Vidiya Khan, the daughter of the one of the first men to export clothes from Bangladesh, owns a clothing factory.
If you want us to pay more and do more compliant factories, then at the end of the day the retailers have to pay us more.
It is not a question of a clean shirt agenda and a green something here and a green something there and a fair wages campaign here and there-- no.
Get the retailers together and make sure they pay us five cents more.
Not ten, not even ten, we don't even want ten cents, we want five, we're happy with five cents on each piece of garment.

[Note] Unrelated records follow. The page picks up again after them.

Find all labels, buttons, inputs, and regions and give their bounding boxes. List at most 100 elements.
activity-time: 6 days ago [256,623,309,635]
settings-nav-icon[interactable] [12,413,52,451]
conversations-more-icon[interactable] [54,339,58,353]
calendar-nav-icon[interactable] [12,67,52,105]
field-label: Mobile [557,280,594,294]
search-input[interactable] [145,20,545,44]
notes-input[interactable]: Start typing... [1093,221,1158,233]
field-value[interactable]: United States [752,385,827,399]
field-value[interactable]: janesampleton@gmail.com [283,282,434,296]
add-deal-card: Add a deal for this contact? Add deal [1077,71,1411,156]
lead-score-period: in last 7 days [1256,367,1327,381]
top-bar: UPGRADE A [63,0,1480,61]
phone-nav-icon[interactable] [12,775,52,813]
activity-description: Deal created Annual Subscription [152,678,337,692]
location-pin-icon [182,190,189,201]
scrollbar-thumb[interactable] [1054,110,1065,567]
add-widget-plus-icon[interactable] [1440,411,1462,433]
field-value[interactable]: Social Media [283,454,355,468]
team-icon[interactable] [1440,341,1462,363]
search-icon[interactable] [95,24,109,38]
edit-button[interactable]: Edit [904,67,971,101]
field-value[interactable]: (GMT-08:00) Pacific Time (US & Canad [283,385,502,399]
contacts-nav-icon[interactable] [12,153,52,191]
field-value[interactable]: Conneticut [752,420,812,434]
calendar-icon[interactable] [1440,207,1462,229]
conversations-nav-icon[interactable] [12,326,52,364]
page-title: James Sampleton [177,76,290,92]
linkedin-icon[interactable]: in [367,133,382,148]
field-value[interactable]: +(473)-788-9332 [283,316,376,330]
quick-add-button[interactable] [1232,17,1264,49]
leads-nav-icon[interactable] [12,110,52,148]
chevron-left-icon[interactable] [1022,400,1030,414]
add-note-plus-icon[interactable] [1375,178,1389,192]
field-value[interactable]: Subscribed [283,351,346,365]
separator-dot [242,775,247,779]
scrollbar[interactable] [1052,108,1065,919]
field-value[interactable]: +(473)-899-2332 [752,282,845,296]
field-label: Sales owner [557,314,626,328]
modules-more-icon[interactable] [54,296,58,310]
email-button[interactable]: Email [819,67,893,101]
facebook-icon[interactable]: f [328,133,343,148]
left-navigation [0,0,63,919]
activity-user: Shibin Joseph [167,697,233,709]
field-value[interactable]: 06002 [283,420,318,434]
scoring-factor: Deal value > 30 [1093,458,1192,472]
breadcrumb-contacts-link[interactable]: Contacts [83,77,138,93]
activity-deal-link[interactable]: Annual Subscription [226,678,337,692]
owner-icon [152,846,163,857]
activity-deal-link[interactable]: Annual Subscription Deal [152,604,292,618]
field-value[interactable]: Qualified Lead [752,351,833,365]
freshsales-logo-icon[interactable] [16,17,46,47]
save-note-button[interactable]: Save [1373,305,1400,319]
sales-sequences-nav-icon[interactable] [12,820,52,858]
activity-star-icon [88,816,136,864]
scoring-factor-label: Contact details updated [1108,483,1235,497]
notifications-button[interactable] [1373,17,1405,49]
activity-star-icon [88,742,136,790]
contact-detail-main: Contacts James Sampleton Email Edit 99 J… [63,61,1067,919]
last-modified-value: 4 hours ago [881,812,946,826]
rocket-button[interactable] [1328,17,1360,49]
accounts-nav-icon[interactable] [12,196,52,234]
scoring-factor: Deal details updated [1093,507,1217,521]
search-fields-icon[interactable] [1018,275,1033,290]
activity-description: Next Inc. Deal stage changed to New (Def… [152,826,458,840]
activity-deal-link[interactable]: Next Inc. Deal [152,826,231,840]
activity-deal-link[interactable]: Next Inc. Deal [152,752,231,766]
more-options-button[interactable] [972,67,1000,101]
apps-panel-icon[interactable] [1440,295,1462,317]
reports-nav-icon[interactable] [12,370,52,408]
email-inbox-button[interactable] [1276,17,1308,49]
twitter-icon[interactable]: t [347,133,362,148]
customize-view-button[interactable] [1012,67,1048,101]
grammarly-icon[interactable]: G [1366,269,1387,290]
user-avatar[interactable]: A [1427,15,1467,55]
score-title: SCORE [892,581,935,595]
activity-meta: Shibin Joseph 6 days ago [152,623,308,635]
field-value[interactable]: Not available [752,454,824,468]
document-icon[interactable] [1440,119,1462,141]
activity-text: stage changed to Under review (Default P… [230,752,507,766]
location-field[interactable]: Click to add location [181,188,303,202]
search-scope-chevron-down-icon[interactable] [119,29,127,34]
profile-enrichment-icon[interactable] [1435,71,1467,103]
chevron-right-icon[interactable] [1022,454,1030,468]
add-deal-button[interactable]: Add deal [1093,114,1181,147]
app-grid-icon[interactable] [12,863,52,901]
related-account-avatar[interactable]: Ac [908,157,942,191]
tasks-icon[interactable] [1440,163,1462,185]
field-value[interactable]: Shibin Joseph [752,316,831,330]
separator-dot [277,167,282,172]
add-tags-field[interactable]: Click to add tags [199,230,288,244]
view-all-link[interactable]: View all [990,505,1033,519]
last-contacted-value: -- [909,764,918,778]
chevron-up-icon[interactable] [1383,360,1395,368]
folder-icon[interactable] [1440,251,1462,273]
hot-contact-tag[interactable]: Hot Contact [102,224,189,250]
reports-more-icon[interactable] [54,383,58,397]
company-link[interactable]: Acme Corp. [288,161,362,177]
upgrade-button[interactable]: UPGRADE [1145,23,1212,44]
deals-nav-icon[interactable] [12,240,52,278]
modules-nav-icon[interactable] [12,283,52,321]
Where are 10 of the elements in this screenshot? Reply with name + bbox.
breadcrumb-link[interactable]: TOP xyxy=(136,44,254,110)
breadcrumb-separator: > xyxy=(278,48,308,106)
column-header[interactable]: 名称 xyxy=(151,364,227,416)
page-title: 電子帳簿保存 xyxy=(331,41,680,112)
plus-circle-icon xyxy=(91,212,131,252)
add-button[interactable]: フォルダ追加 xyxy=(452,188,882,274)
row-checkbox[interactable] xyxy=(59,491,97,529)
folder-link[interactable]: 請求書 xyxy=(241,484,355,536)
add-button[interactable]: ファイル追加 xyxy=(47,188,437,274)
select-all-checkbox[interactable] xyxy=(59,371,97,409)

The fear is that the demand for clothing to be cheap is so strong, that international brands will simply switch their manufacturing to other countries where labour is cheaper.
For Bangladesh, this would be a disaster.
Can you imagine the volume, the number of women that this industry supports? It's not men, it's women.
For women to have that much empowerment, it's fantastic.
When Rana Plaza fell, reporters went to those workers and they interviewed them and said, "Would you ever work in a garments factory again?" and many workers said "No".
But then there are many workers who said, "Don't take this away from us because this is all we have, we do not want to go back to the villages".
The workers who survived the Rana Plaza are trying to rebuild their lives.
Rebeka had not known she was pregnant when she was trapped inside the building.
Monir was always an ambitious businessman, but since rescuing survivors from the rubble, his priorities have changed.
He's now set up a factory that's a co-operative owned by its workers, who are survivors of the Rana Plaza.
It's called "Oparajeyo"-- "Undefeated.
" Shirin, Shopna and Halima all work here.
Bangladesh is still one of the poorest countries in Asia.
But helped by the clothing industry, the economy is growing fast.
Despite the culture of low wages, corruption and exploitation which led to the Rana Plaza disaster, there is optimism for the future.